In 2008, the City of Middleton acquired the land which has become known as the Bock Community Forest.  The City in cooperation with Biologic Consulting , LLC  prepared an ecological assessment and management plan for the restoration of the Bock Community Forest. The goal of the restoration project is to attempt to restore the land to something resembling its pre‐settlement condition.  Original survey records describe this land as “prairie changing over to scattered burr, white and black oak stands with grass underneath” – or what today is known as oak savannah.

According to the management plan, the land was farmed until the 1980s. From the 1980s until 2008, the land underwent no significant management except for an occasional mowing. The plan is to establish an area which transition from prairie to oak savannah to oak woodland . The south end (around the garden) will be planted to prairie forbs and grasses.  To the north of the prairie, trees will begin to appear as an oak savannah and then become more numerous and denser to form an oak/hickory woodland

 So what does this all have to do with Bock Community Garden?

 The original restoration plans did not include a community garden. When Friends of Pheasant Branch were raising funds to buy the property, there was no mention of a community garden. The Bock Foundation is primarily interested in forests.  When the establishment of a community garden was proposed to be placed on the Bock Forest land, some of the Bock Forest restoration stakeholders felt that putting a community garden on conservation lands was improper.

In the end, the garden was allowed with the caveat that gardeners participate in the restoration and stewardship activities within the conservancy. The idea is to increase citizen involvement and sense of ownership of these conservation lands by involving gardeners in the stewardship activities. Bock Community Garden has a mandate to help out with the restoration project.

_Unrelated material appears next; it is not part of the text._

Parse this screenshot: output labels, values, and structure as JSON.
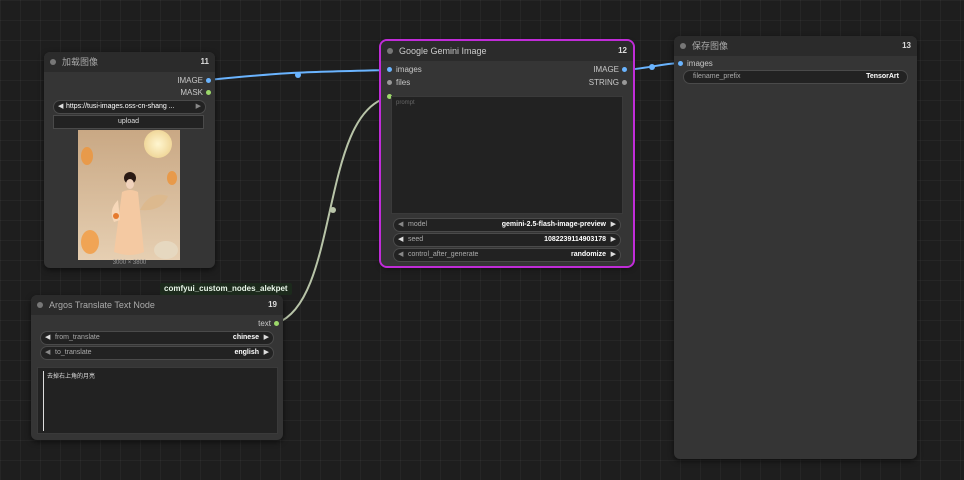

As a result, when the garden opened in 2009, Bock Garden established a native tree nursery to the north of the garden.  Trees will be transplanted from the nursery area into the conservancy oak savannah and woodlands areas.  Inside the garden, there are several areas which are used to grow native plants to produce seed for planting in the conservancy as well as plants to transplant in the restoration areas.  Middleton Public Lands planted a native plant demonstration area on the hillside along Highland Way and Bock Garden assists with the care of this area. In November 2012, Bock Garden volunteers helped to seed a large prairie restoration area west of the garden as well as portions of the hillside along Highland Way.

Many prairie plants are very slow to establish and will not flower or grow very large for several years.  The planting may be mowed in the first two years to keep weeds down. By the third or fourth year the prairie restoration will undergo prescribed fires, which will further reduce weeds and promote the fire adapted native plants. As the prairie becomes established gardeners and community residents can expect to see biological diversity take off with an ever‐changing pallet of wildflowers, grasses, birds, mammals and insects.